So let's quickly reflect on safety and consider how it might be improved. Start with Shanghai and its swelling population of bumper car drivers, who jump lights, switch lanes and break other rules with abandon.
Then take the city's 3,000 traffic assistants, recruited from the ranks of shriveling state owned enterprises. Their job, as best can be deduced from observation, is to keep pedestrians from jaywalking, and cyclists and bikers from crossing the stop lines. Their job, then, is to enforce the rules on red lights, and they do it with rigor as their constantly shrieking whistles attest.
The problem is these citizen deputies slip into SOE command mode the moment the lights turn green. Because the job description does not apparently cover protecting pedestrians crossing on the green signal – inviting them to be mowed down by turning motorists. They simply turn their backs on the situation and chat with anyone who happens by.

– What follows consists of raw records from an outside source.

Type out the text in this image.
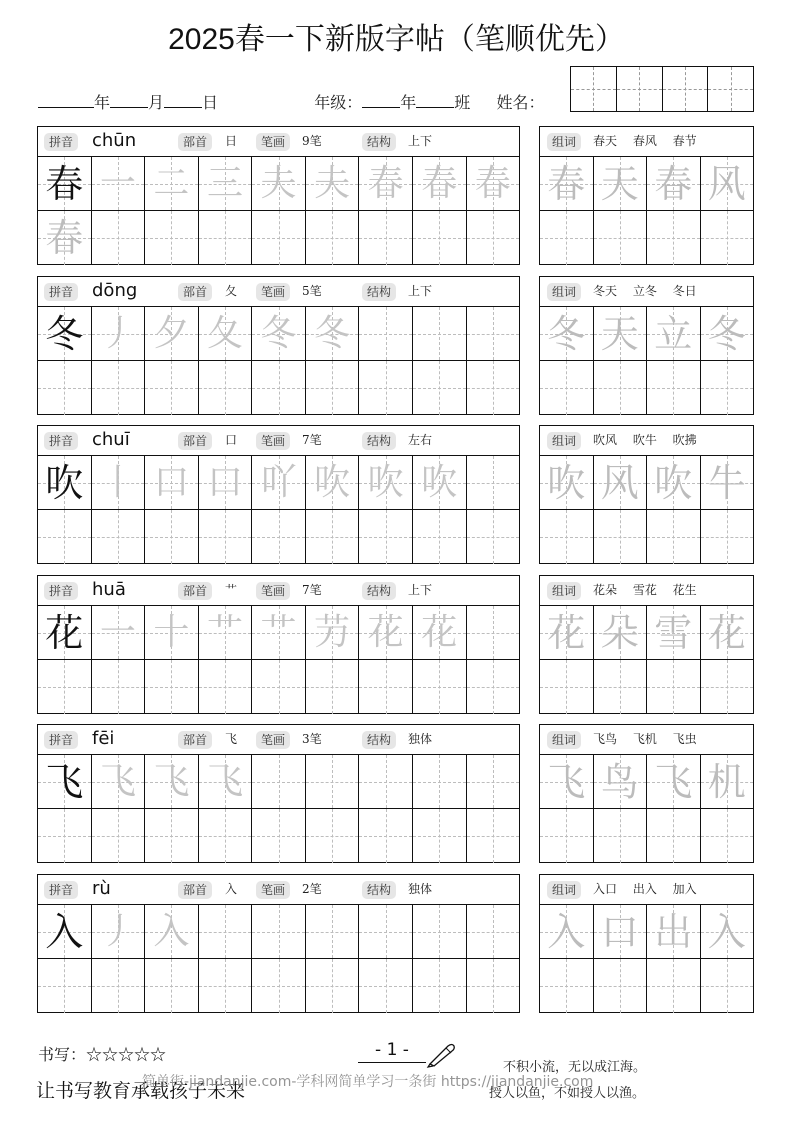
2025春一下新版字帖（笔顺优先）
年 月 日	年级： 年 班 姓名：
拼音 chūn	部首	日	笔画	9笔	结构	上下
春 一 二 三 夫 夫 春 春 春
春
组词	春天　 春风　 春节
春 天 春 风
拼音 dōng	部首	夂	笔画	5笔	结构	上下
冬 丿 夕 夂 冬 冬
组词	冬天　 立冬　 冬日
冬 天 立 冬
拼音 chuī	部首	口	笔画	7笔	结构	左右
吹 丨 口 口 吖 吹 吹 吹
组词	吹风　 吹牛　 吹拂
吹 风 吹 牛
拼音 huā	部首	艹	笔画	7笔	结构	上下
花 一 十 艹 艹 芀 花 花
组词	花朵　 雪花　 花生
花 朵 雪 花
拼音 fēi	部首	飞	笔画	3笔	结构	独体
飞 飞 飞 飞
组词	飞鸟　 飞机　 飞虫
飞 鸟 飞 机
拼音 rù	部首	入	笔画	2笔	结构	独体
入 丿 入
组词	入口　 出入　 加入
入 口 出 入
书写：☆☆☆☆☆
让书写教育承载孩子未来
- 1 -
不积小流，无以成江海。
简单街-jiandanjie.com-学科网简单学习一条街 https://jiandanjie.com
授人以鱼，不如授人以渔。
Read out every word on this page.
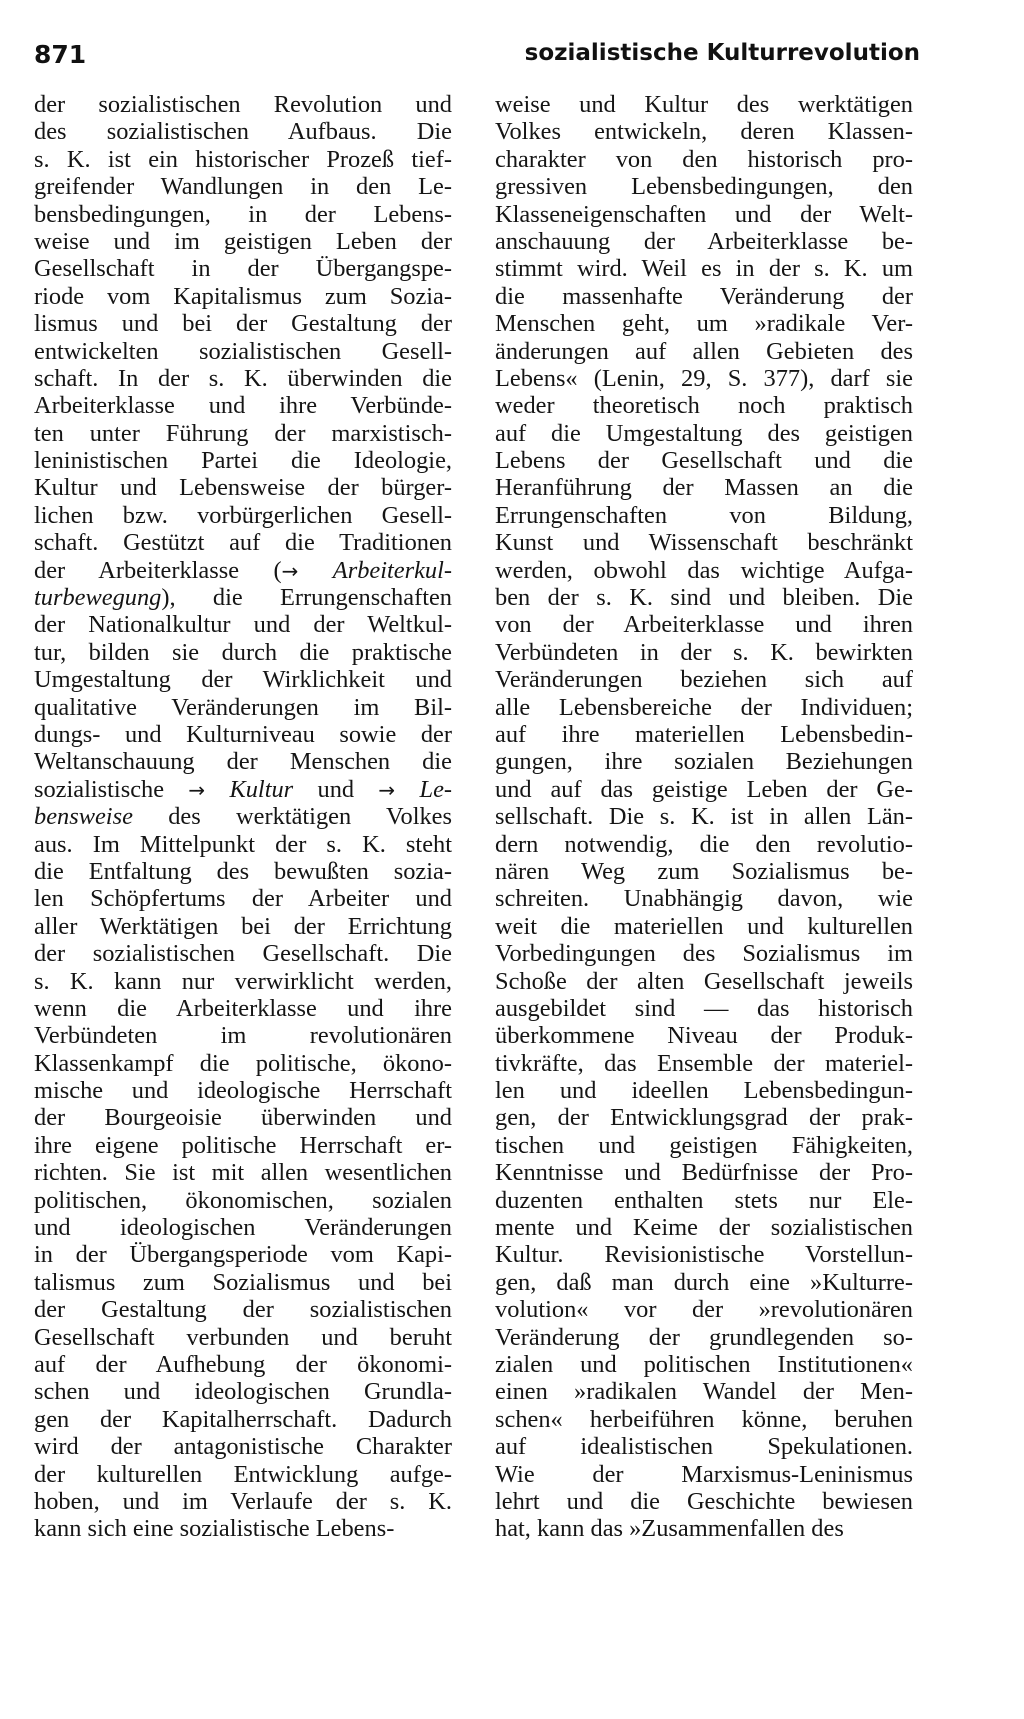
871	sozialistische Kulturrevolution
der sozialistischen Revolution und
des sozialistischen Aufbaus. Die
s. K. ist ein historischer Prozeß tief-
greifender Wandlungen in den Le-
bensbedingungen, in der Lebens-
weise und im geistigen Leben der
Gesellschaft in der Übergangspe-
riode vom Kapitalismus zum Sozia-
lismus und bei der Gestaltung der
entwickelten sozialistischen Gesell-
schaft. In der s. K. überwinden die
Arbeiterklasse und ihre Verbünde-
ten unter Führung der marxistisch-
leninistischen Partei die Ideologie,
Kultur und Lebensweise der bürger-
lichen bzw. vorbürgerlichen Gesell-
schaft. Gestützt auf die Traditionen
der Arbeiterklasse (→ Arbeiterkul-
turbewegung), die Errungenschaften
der Nationalkultur und der Weltkul-
tur, bilden sie durch die praktische
Umgestaltung der Wirklichkeit und
qualitative Veränderungen im Bil-
dungs- und Kulturniveau sowie der
Weltanschauung der Menschen die
sozialistische → Kultur und → Le-
bensweise des werktätigen Volkes
aus. Im Mittelpunkt der s. K. steht
die Entfaltung des bewußten sozia-
len Schöpfertums der Arbeiter und
aller Werktätigen bei der Errichtung
der sozialistischen Gesellschaft. Die
s. K. kann nur verwirklicht werden,
wenn die Arbeiterklasse und ihre
Verbündeten im revolutionären
Klassenkampf die politische, ökono-
mische und ideologische Herrschaft
der Bourgeoisie überwinden und
ihre eigene politische Herrschaft er-
richten. Sie ist mit allen wesentlichen
politischen, ökonomischen, sozialen
und ideologischen Veränderungen
in der Übergangsperiode vom Kapi-
talismus zum Sozialismus und bei
der Gestaltung der sozialistischen
Gesellschaft verbunden und beruht
auf der Aufhebung der ökonomi-
schen und ideologischen Grundla-
gen der Kapitalherrschaft. Dadurch
wird der antagonistische Charakter
der kulturellen Entwicklung aufge-
hoben, und im Verlaufe der s. K.
kann sich eine sozialistische Lebens-
weise und Kultur des werktätigen
Volkes entwickeln, deren Klassen-
charakter von den historisch pro-
gressiven Lebensbedingungen, den
Klasseneigenschaften und der Welt-
anschauung der Arbeiterklasse be-
stimmt wird. Weil es in der s. K. um
die massenhafte Veränderung der
Menschen geht, um »radikale Ver-
änderungen auf allen Gebieten des
Lebens« (Lenin, 29, S. 377), darf sie
weder theoretisch noch praktisch
auf die Umgestaltung des geistigen
Lebens der Gesellschaft und die
Heranführung der Massen an die
Errungenschaften von Bildung,
Kunst und Wissenschaft beschränkt
werden, obwohl das wichtige Aufga-
ben der s. K. sind und bleiben. Die
von der Arbeiterklasse und ihren
Verbündeten in der s. K. bewirkten
Veränderungen beziehen sich auf
alle Lebensbereiche der Individuen;
auf ihre materiellen Lebensbedin-
gungen, ihre sozialen Beziehungen
und auf das geistige Leben der Ge-
sellschaft. Die s. K. ist in allen Län-
dern notwendig, die den revolutio-
nären Weg zum Sozialismus be-
schreiten. Unabhängig davon, wie
weit die materiellen und kulturellen
Vorbedingungen des Sozialismus im
Schoße der alten Gesellschaft jeweils
ausgebildet sind — das historisch
überkommene Niveau der Produk-
tivkräfte, das Ensemble der materiel-
len und ideellen Lebensbedingun-
gen, der Entwicklungsgrad der prak-
tischen und geistigen Fähigkeiten,
Kenntnisse und Bedürfnisse der Pro-
duzenten enthalten stets nur Ele-
mente und Keime der sozialistischen
Kultur. Revisionistische Vorstellun-
gen, daß man durch eine »Kulturre-
volution« vor der »revolutionären
Veränderung der grundlegenden so-
zialen und politischen Institutionen«
einen »radikalen Wandel der Men-
schen« herbeiführen könne, beruhen
auf idealistischen Spekulationen.
Wie der Marxismus-Leninismus
lehrt und die Geschichte bewiesen
hat, kann das »Zusammenfallen des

Molded in the SOE tradition of waiting for orders, instead of looking for market signals, they are blind to opportunity – the opportunity, in this case, of watching out for people risking their lives. Markets trade as inducements rise and fall. That basic market element needs to be introduced on the intersections of China. And one way to do that is to establish a bonus scheme and gather up data on accidents, district by district, and then set targets on reducing them.
China's traffic assistants will pursue the task as vigorously as they now blow whistles. The streets will be safer and another 3,000 people will have been sold on the benefits of market economics.